Vlad Perju
Professor Perju is the Director of the Clough Center for the Study of Constitutional Democracy at Boston College and a tenured Associate Professor at Boston College Law School. His primary research and teaching interests include the law of the European Union, comparative constitutional law and theory, international and comparative law and jurisprudence.
Before joining the Boston College faculty in 2007, Perju was awarded a doctorate from Harvard Law School under the supervision of Professor Frank Michelman with a dissertation entitled “The Province of Cosmopolitan Jurisprudence: Constitutional Foundations”. He earned two law degrees from the University of Bucharest and the University of Paris 1 Panthéon-Sorbonne, an LLM degree summa cum laude from the European Academy of Legal Theory in Brussels, Belgium and graduated from the LL.M. program at Harvard (degree waived).
While at Harvard, he served as a Byse Fellow, a Safra Fellow at the Edmond J. Safra Foundation Center for Ethics and a Research Fellow in Amartya Sen’s Project on Justice, Welfare and Economics.

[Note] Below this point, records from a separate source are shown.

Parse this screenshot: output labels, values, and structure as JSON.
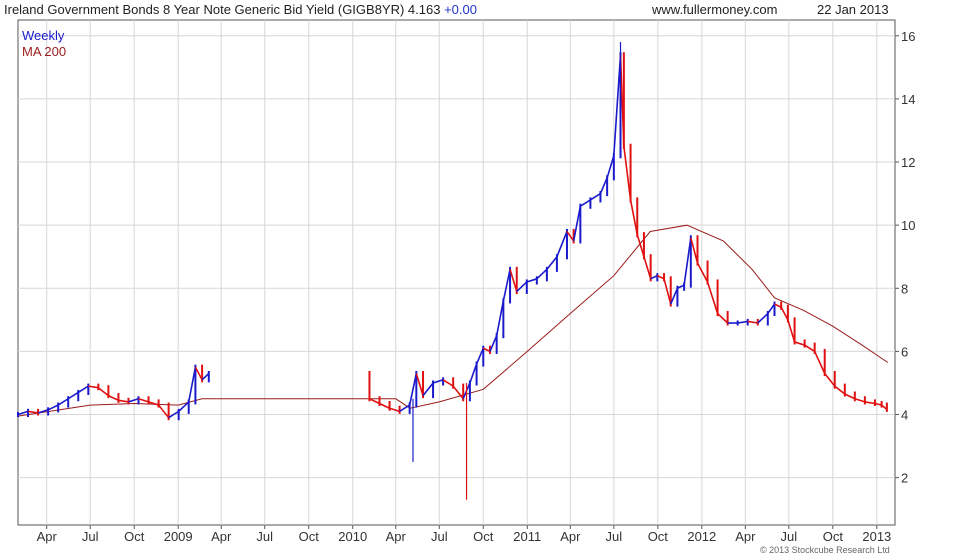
{
  "header": {
    "title": "Ireland Government Bonds 8 Year Note Generic Bid Yield (GIGB8YR) 4.163",
    "change": "+0.00",
    "source": "www.fullermoney.com",
    "date": "22 Jan 2013"
  },
  "footer": {
    "copyright": "© 2013 Stockcube Research Ltd"
  },
  "colors": {
    "up": "#1a1acc",
    "down": "#e01010",
    "ma": "#9b1b1b",
    "grid": "#d7d7d7",
    "axis": "#333333"
  },
  "chart_data": {
    "type": "line",
    "legend": [
      "Weekly",
      "MA 200"
    ],
    "y_ticks": [
      2,
      4,
      6,
      8,
      10,
      12,
      14,
      16
    ],
    "ylim": [
      0.5,
      16.5
    ],
    "x_ticks": [
      "Apr",
      "Jul",
      "Oct",
      "2009",
      "Apr",
      "Jul",
      "Oct",
      "2010",
      "Apr",
      "Jul",
      "Oct",
      "2011",
      "Apr",
      "Jul",
      "Oct",
      "2012",
      "Apr",
      "Jul",
      "Oct",
      "2013"
    ],
    "x_tick_dates": [
      "2008-04-01",
      "2008-07-01",
      "2008-10-01",
      "2009-01-01",
      "2009-04-01",
      "2009-07-01",
      "2009-10-01",
      "2010-01-01",
      "2010-04-01",
      "2010-07-01",
      "2010-10-01",
      "2011-01-01",
      "2011-04-01",
      "2011-07-01",
      "2011-10-01",
      "2012-01-01",
      "2012-04-01",
      "2012-07-01",
      "2012-10-01",
      "2013-01-01"
    ],
    "xlim": [
      "2008-02-01",
      "2013-02-08"
    ],
    "series": [
      {
        "name": "Weekly",
        "kind": "candlestick",
        "points": [
          {
            "date": "2008-02-01",
            "close": 4.0
          },
          {
            "date": "2008-02-22",
            "close": 4.1
          },
          {
            "date": "2008-03-14",
            "close": 4.05
          },
          {
            "date": "2008-04-04",
            "close": 4.15
          },
          {
            "date": "2008-04-25",
            "close": 4.3
          },
          {
            "date": "2008-05-16",
            "close": 4.5
          },
          {
            "date": "2008-06-06",
            "close": 4.7
          },
          {
            "date": "2008-06-27",
            "close": 4.9
          },
          {
            "date": "2008-07-18",
            "close": 4.85
          },
          {
            "date": "2008-08-08",
            "close": 4.6
          },
          {
            "date": "2008-08-29",
            "close": 4.45
          },
          {
            "date": "2008-09-19",
            "close": 4.4
          },
          {
            "date": "2008-10-10",
            "close": 4.5
          },
          {
            "date": "2008-10-31",
            "close": 4.4
          },
          {
            "date": "2008-11-21",
            "close": 4.3
          },
          {
            "date": "2008-12-12",
            "close": 3.9
          },
          {
            "date": "2009-01-02",
            "close": 4.1
          },
          {
            "date": "2009-01-23",
            "close": 4.4
          },
          {
            "date": "2009-02-06",
            "close": 5.5
          },
          {
            "date": "2009-02-20",
            "close": 5.1
          },
          {
            "date": "2009-03-06",
            "close": 5.3
          },
          {
            "date": "2010-02-05",
            "close": 4.5
          },
          {
            "date": "2010-02-26",
            "close": 4.35
          },
          {
            "date": "2010-03-19",
            "close": 4.2
          },
          {
            "date": "2010-04-09",
            "close": 4.1
          },
          {
            "date": "2010-04-30",
            "close": 4.3
          },
          {
            "date": "2010-05-14",
            "close": 5.3
          },
          {
            "date": "2010-05-28",
            "close": 4.6
          },
          {
            "date": "2010-06-18",
            "close": 5.0
          },
          {
            "date": "2010-07-09",
            "close": 5.1
          },
          {
            "date": "2010-07-30",
            "close": 4.9
          },
          {
            "date": "2010-08-20",
            "close": 4.5
          },
          {
            "date": "2010-09-03",
            "close": 5.0
          },
          {
            "date": "2010-09-17",
            "close": 5.6
          },
          {
            "date": "2010-10-01",
            "close": 6.1
          },
          {
            "date": "2010-10-15",
            "close": 6.0
          },
          {
            "date": "2010-10-29",
            "close": 6.5
          },
          {
            "date": "2010-11-12",
            "close": 7.6
          },
          {
            "date": "2010-11-26",
            "close": 8.6
          },
          {
            "date": "2010-12-10",
            "close": 7.9
          },
          {
            "date": "2010-12-31",
            "close": 8.2
          },
          {
            "date": "2011-01-21",
            "close": 8.3
          },
          {
            "date": "2011-02-11",
            "close": 8.6
          },
          {
            "date": "2011-03-04",
            "close": 9.0
          },
          {
            "date": "2011-03-25",
            "close": 9.8
          },
          {
            "date": "2011-04-08",
            "close": 9.5
          },
          {
            "date": "2011-04-22",
            "close": 10.6
          },
          {
            "date": "2011-05-13",
            "close": 10.8
          },
          {
            "date": "2011-06-03",
            "close": 11.0
          },
          {
            "date": "2011-06-17",
            "close": 11.5
          },
          {
            "date": "2011-07-01",
            "close": 12.2
          },
          {
            "date": "2011-07-15",
            "close": 15.4
          },
          {
            "date": "2011-07-22",
            "close": 12.5
          },
          {
            "date": "2011-08-05",
            "close": 10.8
          },
          {
            "date": "2011-08-19",
            "close": 9.7
          },
          {
            "date": "2011-09-02",
            "close": 9.0
          },
          {
            "date": "2011-09-16",
            "close": 8.3
          },
          {
            "date": "2011-09-30",
            "close": 8.4
          },
          {
            "date": "2011-10-14",
            "close": 8.3
          },
          {
            "date": "2011-10-28",
            "close": 7.5
          },
          {
            "date": "2011-11-11",
            "close": 8.0
          },
          {
            "date": "2011-11-25",
            "close": 8.1
          },
          {
            "date": "2011-12-09",
            "close": 9.6
          },
          {
            "date": "2011-12-23",
            "close": 8.8
          },
          {
            "date": "2012-01-13",
            "close": 8.2
          },
          {
            "date": "2012-02-03",
            "close": 7.2
          },
          {
            "date": "2012-02-24",
            "close": 6.9
          },
          {
            "date": "2012-03-16",
            "close": 6.9
          },
          {
            "date": "2012-04-06",
            "close": 6.95
          },
          {
            "date": "2012-04-27",
            "close": 6.9
          },
          {
            "date": "2012-05-18",
            "close": 7.2
          },
          {
            "date": "2012-06-01",
            "close": 7.5
          },
          {
            "date": "2012-06-15",
            "close": 7.4
          },
          {
            "date": "2012-06-29",
            "close": 7.0
          },
          {
            "date": "2012-07-13",
            "close": 6.3
          },
          {
            "date": "2012-08-03",
            "close": 6.2
          },
          {
            "date": "2012-08-24",
            "close": 6.0
          },
          {
            "date": "2012-09-14",
            "close": 5.3
          },
          {
            "date": "2012-10-05",
            "close": 4.9
          },
          {
            "date": "2012-10-26",
            "close": 4.65
          },
          {
            "date": "2012-11-16",
            "close": 4.5
          },
          {
            "date": "2012-12-07",
            "close": 4.4
          },
          {
            "date": "2012-12-28",
            "close": 4.35
          },
          {
            "date": "2013-01-11",
            "close": 4.3
          },
          {
            "date": "2013-01-22",
            "close": 4.163
          }
        ],
        "spikes": [
          {
            "date": "2010-05-07",
            "low": 2.5,
            "high": 4.5
          },
          {
            "date": "2010-08-27",
            "low": 1.3,
            "high": 5.0
          },
          {
            "date": "2011-07-15",
            "low": 12.5,
            "high": 15.8
          }
        ]
      },
      {
        "name": "MA 200",
        "kind": "line",
        "points": [
          {
            "date": "2008-02-01",
            "value": 3.95
          },
          {
            "date": "2008-07-01",
            "value": 4.3
          },
          {
            "date": "2008-10-01",
            "value": 4.35
          },
          {
            "date": "2009-01-01",
            "value": 4.3
          },
          {
            "date": "2009-02-20",
            "value": 4.5
          },
          {
            "date": "2010-04-01",
            "value": 4.5
          },
          {
            "date": "2010-05-01",
            "value": 4.2
          },
          {
            "date": "2010-07-01",
            "value": 4.4
          },
          {
            "date": "2010-10-01",
            "value": 4.8
          },
          {
            "date": "2011-01-01",
            "value": 6.0
          },
          {
            "date": "2011-04-01",
            "value": 7.2
          },
          {
            "date": "2011-07-01",
            "value": 8.4
          },
          {
            "date": "2011-09-15",
            "value": 9.8
          },
          {
            "date": "2011-12-01",
            "value": 10.0
          },
          {
            "date": "2012-02-15",
            "value": 9.5
          },
          {
            "date": "2012-04-15",
            "value": 8.6
          },
          {
            "date": "2012-06-01",
            "value": 7.7
          },
          {
            "date": "2012-08-01",
            "value": 7.3
          },
          {
            "date": "2012-10-01",
            "value": 6.8
          },
          {
            "date": "2012-12-01",
            "value": 6.2
          },
          {
            "date": "2013-01-24",
            "value": 5.65
          }
        ]
      }
    ]
  }
}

Perju was a Visiting Associate Professor at Harvard Law School in the Fall Term 2011 and a Visiting Professor of the Theory of the State at the European Academy of Legal Theory in Brussels, Belgium.
Perju was awarded the 2009 Ius Commune Prize for his article entitled "Reason and Authority in the European Court of Justice" (49 Virginia Journal of International Law 307). His paper "Cosmopolitanism and Constitutional Self-Government"was selected for presentation at the 2010 Yale/Stanford Junior Faculty Forum.
In the Fall 2009, Professor Perju was a research fellow at NYU Law School. He has been an affiliate of the Minda de Gunzburg Center for European Studies at Harvard University since the Spring 2010.
In 2008 Professor Perju was appointed by the President of Romania to a seven-member Commission on Constitution Reform. He remains actively involved in the process of constitutional reform both in Romania as well as in the European Union. Some of his commentary can be found here (in English) and here (in Romanian).
At Boston College, he teaches courses in the Law of the European Union, American and Comparative Constitutional Law, The Past and Future of the State, as well as advanced seminars on European Integration and Modern Legal Theory.